Sens. Fred Thompson and John McCain at a 2007 Republican debate. Photo: STAN HONDA/AFP via Getty Images

Tech companies have increasingly been participating as co-hosts or sponsors of political debates. But this cycle, two of the biggest tech giants, Facebook and Google, are so far noticeably absent from the Democratic primary debates.

Why it matters: Google and its video subsidiary YouTube, as well as Facebook, first partnered with TV networks for debates during the 2008 presidential cycle. Their presence has continued as a part of subsequent debates until this year.

  • In 2007, YouTube was the first of today's major tech platforms to partner with a TV network, CNN, for a televised debate. Candidates answered questions from constituents that came from YouTube videos.
  • Later that cycle, Facebook partnered with ABC News to co-sponsor a debate and created a special comments "soundboard" for users to post on in real-time while the debate aired on live TV.
  • MySpace partnered with the Commission on Presidential Debates in 2008 on a series of interactive features for the debates that allowed users to review candidates online while watching the debates.

Fast forward: Now Facebook and Google, as well as some of their other tech rivals, are facing scrutiny from lawmakers and presidential candidates for the way that their platforms can be used to spread misinformation and manipulate elections.

Driving the news: The Democratic National Committee announced on Thursday the hosts of the next four presidential debates in the first four primary and caucus states.

  • Both Facebook and Google were missing from the list of debate partners, but Apple News and Twitter were included. Facebook isn’t likely to participate in any primary debates this cycle.
  • The February 7 debate in New Hampshire will serve as Apple News' first debate. Apple launched Apple News+, a subscription magazine and news app, in March 2019.
  • Twitter will partner with CBS News and the Congressional Black Caucus Institute for a debate on February 25 in Charleston, South Carolina.

How it works: In situations where broadcasters host debates that feature partnerships or sponsorships from tech companies, the financial burden is typically placed on the broadcaster for the majority of debate expenses.

  • The tech companies will sometimes strike deals with the networks to handle other costs, like the costs to set up a filing center for press or a post-debate spin room.
  • For companies like Twitter, the opportunity to partner with a network isn't just a branding play, but it can also be a chance to showcase how its platform can benefit civic discourse and participation.
  • For example, Twitter helped field debate questions from voters to candidates in real-time in 2015. Sources say it's likely the company will look to do similar things in 2020.

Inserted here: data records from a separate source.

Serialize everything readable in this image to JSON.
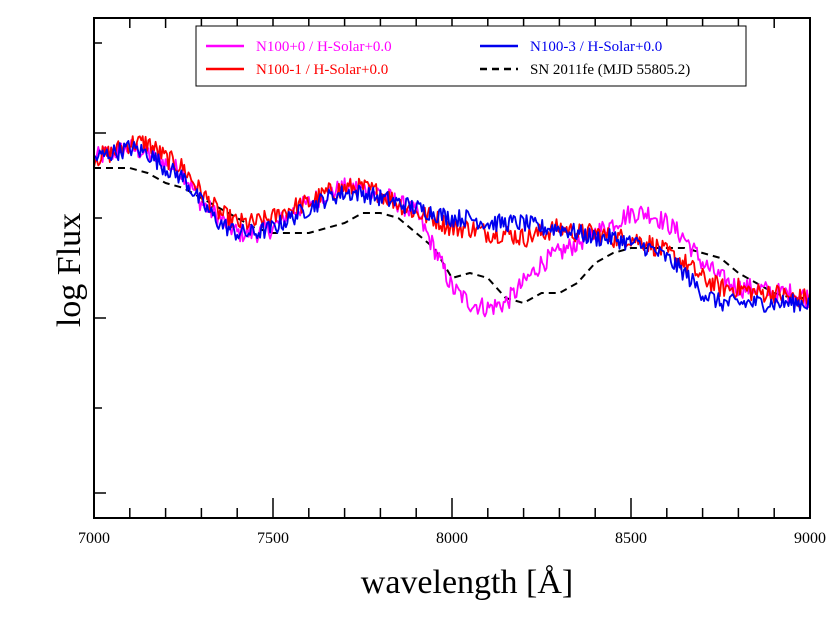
{
  "chart_data": {
    "type": "line",
    "title": "",
    "xlabel": "wavelength [Å]",
    "ylabel": "log Flux",
    "xlim": [
      7000,
      9000
    ],
    "ylim": [
      0,
      1
    ],
    "x_ticks": [
      {
        "value": 7000,
        "label": "7000"
      },
      {
        "value": 7500,
        "label": "7500"
      },
      {
        "value": 8000,
        "label": "8000"
      },
      {
        "value": 8500,
        "label": "8500"
      },
      {
        "value": 9000,
        "label": "9000"
      }
    ],
    "legend_position": "top",
    "series": [
      {
        "name": "N100+0 / H-Solar+0.0",
        "color": "#ff00ff",
        "style": "solid",
        "noise": 0.02,
        "points": [
          [
            7000,
            0.72
          ],
          [
            7050,
            0.73
          ],
          [
            7100,
            0.74
          ],
          [
            7150,
            0.73
          ],
          [
            7200,
            0.71
          ],
          [
            7250,
            0.69
          ],
          [
            7300,
            0.63
          ],
          [
            7350,
            0.6
          ],
          [
            7400,
            0.57
          ],
          [
            7450,
            0.57
          ],
          [
            7500,
            0.58
          ],
          [
            7550,
            0.61
          ],
          [
            7600,
            0.63
          ],
          [
            7650,
            0.65
          ],
          [
            7700,
            0.66
          ],
          [
            7750,
            0.66
          ],
          [
            7800,
            0.65
          ],
          [
            7850,
            0.63
          ],
          [
            7900,
            0.61
          ],
          [
            7950,
            0.54
          ],
          [
            8000,
            0.46
          ],
          [
            8050,
            0.43
          ],
          [
            8100,
            0.42
          ],
          [
            8150,
            0.43
          ],
          [
            8200,
            0.47
          ],
          [
            8250,
            0.51
          ],
          [
            8300,
            0.53
          ],
          [
            8350,
            0.55
          ],
          [
            8400,
            0.57
          ],
          [
            8450,
            0.59
          ],
          [
            8500,
            0.61
          ],
          [
            8550,
            0.61
          ],
          [
            8600,
            0.59
          ],
          [
            8650,
            0.56
          ],
          [
            8700,
            0.51
          ],
          [
            8750,
            0.48
          ],
          [
            8800,
            0.46
          ],
          [
            8850,
            0.46
          ],
          [
            8900,
            0.45
          ],
          [
            8950,
            0.45
          ],
          [
            9000,
            0.44
          ]
        ]
      },
      {
        "name": "N100-1 / H-Solar+0.0",
        "color": "#ff0000",
        "style": "solid",
        "noise": 0.02,
        "points": [
          [
            7000,
            0.72
          ],
          [
            7050,
            0.73
          ],
          [
            7100,
            0.75
          ],
          [
            7150,
            0.75
          ],
          [
            7200,
            0.72
          ],
          [
            7250,
            0.7
          ],
          [
            7300,
            0.65
          ],
          [
            7350,
            0.61
          ],
          [
            7400,
            0.59
          ],
          [
            7450,
            0.59
          ],
          [
            7500,
            0.6
          ],
          [
            7550,
            0.62
          ],
          [
            7600,
            0.63
          ],
          [
            7650,
            0.65
          ],
          [
            7700,
            0.66
          ],
          [
            7750,
            0.66
          ],
          [
            7800,
            0.65
          ],
          [
            7850,
            0.63
          ],
          [
            7900,
            0.61
          ],
          [
            7950,
            0.6
          ],
          [
            8000,
            0.58
          ],
          [
            8050,
            0.58
          ],
          [
            8100,
            0.57
          ],
          [
            8150,
            0.57
          ],
          [
            8200,
            0.56
          ],
          [
            8250,
            0.57
          ],
          [
            8300,
            0.58
          ],
          [
            8350,
            0.57
          ],
          [
            8400,
            0.57
          ],
          [
            8450,
            0.56
          ],
          [
            8500,
            0.56
          ],
          [
            8550,
            0.55
          ],
          [
            8600,
            0.53
          ],
          [
            8650,
            0.51
          ],
          [
            8700,
            0.48
          ],
          [
            8750,
            0.46
          ],
          [
            8800,
            0.46
          ],
          [
            8850,
            0.45
          ],
          [
            8900,
            0.45
          ],
          [
            8950,
            0.44
          ],
          [
            9000,
            0.44
          ]
        ]
      },
      {
        "name": "N100-3 / H-Solar+0.0",
        "color": "#0000ee",
        "style": "solid",
        "noise": 0.018,
        "points": [
          [
            7000,
            0.72
          ],
          [
            7050,
            0.73
          ],
          [
            7100,
            0.74
          ],
          [
            7150,
            0.73
          ],
          [
            7200,
            0.7
          ],
          [
            7250,
            0.68
          ],
          [
            7300,
            0.63
          ],
          [
            7350,
            0.59
          ],
          [
            7400,
            0.57
          ],
          [
            7450,
            0.57
          ],
          [
            7500,
            0.58
          ],
          [
            7550,
            0.6
          ],
          [
            7600,
            0.62
          ],
          [
            7650,
            0.64
          ],
          [
            7700,
            0.65
          ],
          [
            7750,
            0.65
          ],
          [
            7800,
            0.64
          ],
          [
            7850,
            0.63
          ],
          [
            7900,
            0.62
          ],
          [
            7950,
            0.61
          ],
          [
            8000,
            0.6
          ],
          [
            8050,
            0.6
          ],
          [
            8100,
            0.59
          ],
          [
            8150,
            0.59
          ],
          [
            8200,
            0.59
          ],
          [
            8250,
            0.58
          ],
          [
            8300,
            0.58
          ],
          [
            8350,
            0.57
          ],
          [
            8400,
            0.56
          ],
          [
            8450,
            0.56
          ],
          [
            8500,
            0.55
          ],
          [
            8550,
            0.54
          ],
          [
            8600,
            0.52
          ],
          [
            8650,
            0.49
          ],
          [
            8700,
            0.45
          ],
          [
            8750,
            0.43
          ],
          [
            8800,
            0.43
          ],
          [
            8850,
            0.43
          ],
          [
            8900,
            0.43
          ],
          [
            8950,
            0.43
          ],
          [
            9000,
            0.43
          ]
        ]
      },
      {
        "name": "SN 2011fe (MJD 55805.2)",
        "color": "#000000",
        "style": "dashed",
        "noise": 0,
        "points": [
          [
            7000,
            0.7
          ],
          [
            7050,
            0.7
          ],
          [
            7100,
            0.7
          ],
          [
            7150,
            0.69
          ],
          [
            7200,
            0.67
          ],
          [
            7250,
            0.66
          ],
          [
            7300,
            0.64
          ],
          [
            7350,
            0.62
          ],
          [
            7400,
            0.6
          ],
          [
            7450,
            0.58
          ],
          [
            7500,
            0.57
          ],
          [
            7550,
            0.57
          ],
          [
            7600,
            0.57
          ],
          [
            7650,
            0.58
          ],
          [
            7700,
            0.59
          ],
          [
            7750,
            0.61
          ],
          [
            7800,
            0.61
          ],
          [
            7850,
            0.6
          ],
          [
            7900,
            0.57
          ],
          [
            7950,
            0.54
          ],
          [
            8000,
            0.48
          ],
          [
            8050,
            0.49
          ],
          [
            8100,
            0.48
          ],
          [
            8150,
            0.44
          ],
          [
            8200,
            0.43
          ],
          [
            8250,
            0.45
          ],
          [
            8300,
            0.45
          ],
          [
            8350,
            0.47
          ],
          [
            8400,
            0.51
          ],
          [
            8450,
            0.53
          ],
          [
            8500,
            0.54
          ],
          [
            8550,
            0.54
          ],
          [
            8600,
            0.54
          ],
          [
            8650,
            0.54
          ],
          [
            8700,
            0.53
          ],
          [
            8750,
            0.52
          ],
          [
            8800,
            0.49
          ],
          [
            8850,
            0.47
          ],
          [
            8900,
            0.45
          ],
          [
            8950,
            0.44
          ],
          [
            9000,
            0.44
          ]
        ]
      }
    ]
  }
}
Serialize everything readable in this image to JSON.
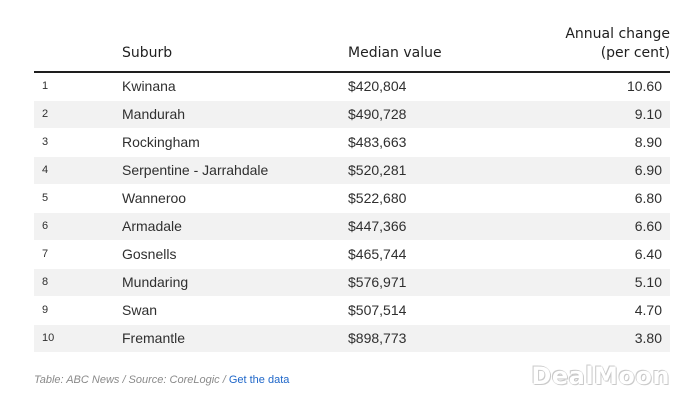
{
  "table": {
    "headers": {
      "rank": "",
      "suburb": "Suburb",
      "median": "Median value",
      "change_line1": "Annual change",
      "change_line2": "(per cent)"
    },
    "rows": [
      {
        "rank": "1",
        "suburb": "Kwinana",
        "median": "$420,804",
        "change": "10.60"
      },
      {
        "rank": "2",
        "suburb": "Mandurah",
        "median": "$490,728",
        "change": "9.10"
      },
      {
        "rank": "3",
        "suburb": "Rockingham",
        "median": "$483,663",
        "change": "8.90"
      },
      {
        "rank": "4",
        "suburb": "Serpentine - Jarrahdale",
        "median": "$520,281",
        "change": "6.90"
      },
      {
        "rank": "5",
        "suburb": "Wanneroo",
        "median": "$522,680",
        "change": "6.80"
      },
      {
        "rank": "6",
        "suburb": "Armadale",
        "median": "$447,366",
        "change": "6.60"
      },
      {
        "rank": "7",
        "suburb": "Gosnells",
        "median": "$465,744",
        "change": "6.40"
      },
      {
        "rank": "8",
        "suburb": "Mundaring",
        "median": "$576,971",
        "change": "5.10"
      },
      {
        "rank": "9",
        "suburb": "Swan",
        "median": "$507,514",
        "change": "4.70"
      },
      {
        "rank": "10",
        "suburb": "Fremantle",
        "median": "$898,773",
        "change": "3.80"
      }
    ]
  },
  "caption": {
    "source_text": "Table: ABC News / Source: CoreLogic /",
    "link_text": "Get the data"
  },
  "watermark": "DealMoon",
  "colors": {
    "stripe": "#f2f2f2",
    "link": "#1f67c9",
    "header_rule": "#1e1e1e"
  }
}
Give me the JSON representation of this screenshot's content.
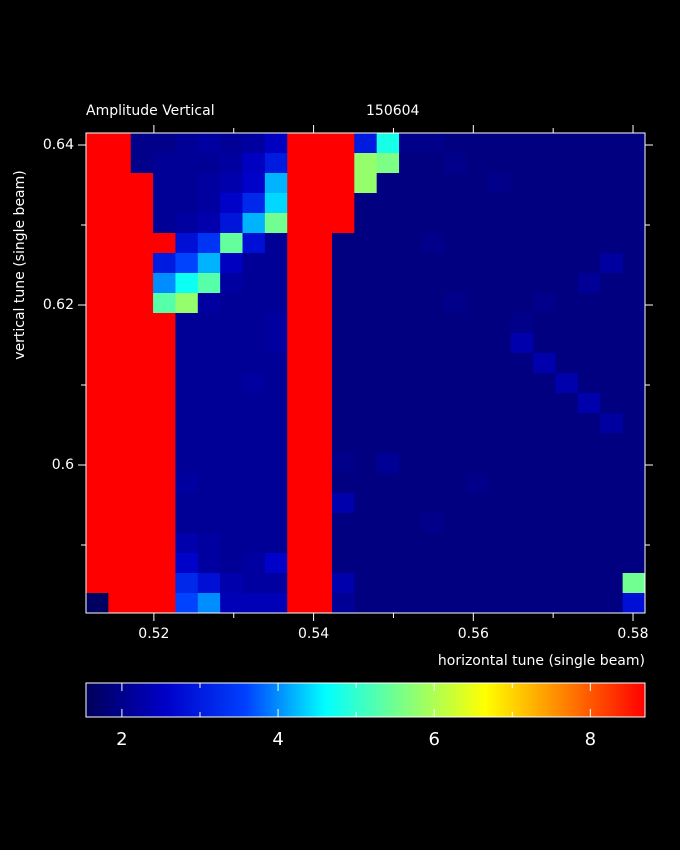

By the numbers: By Axios' count, there were 7 primary debates on both sides that were co-hosted by or partnered with tech companies during the 2016 cycle. So far this cycle, there have been 2 — but there have only been debates on one side of the political aisle.

Be smart: For voters, the tech partnerships can sometimes help bring them closer to the debate, by giving them a chance to ask questions or register reactions. As a result, whatever challenges the companies face during this election cycle, these partnerships are likely with us for the long haul.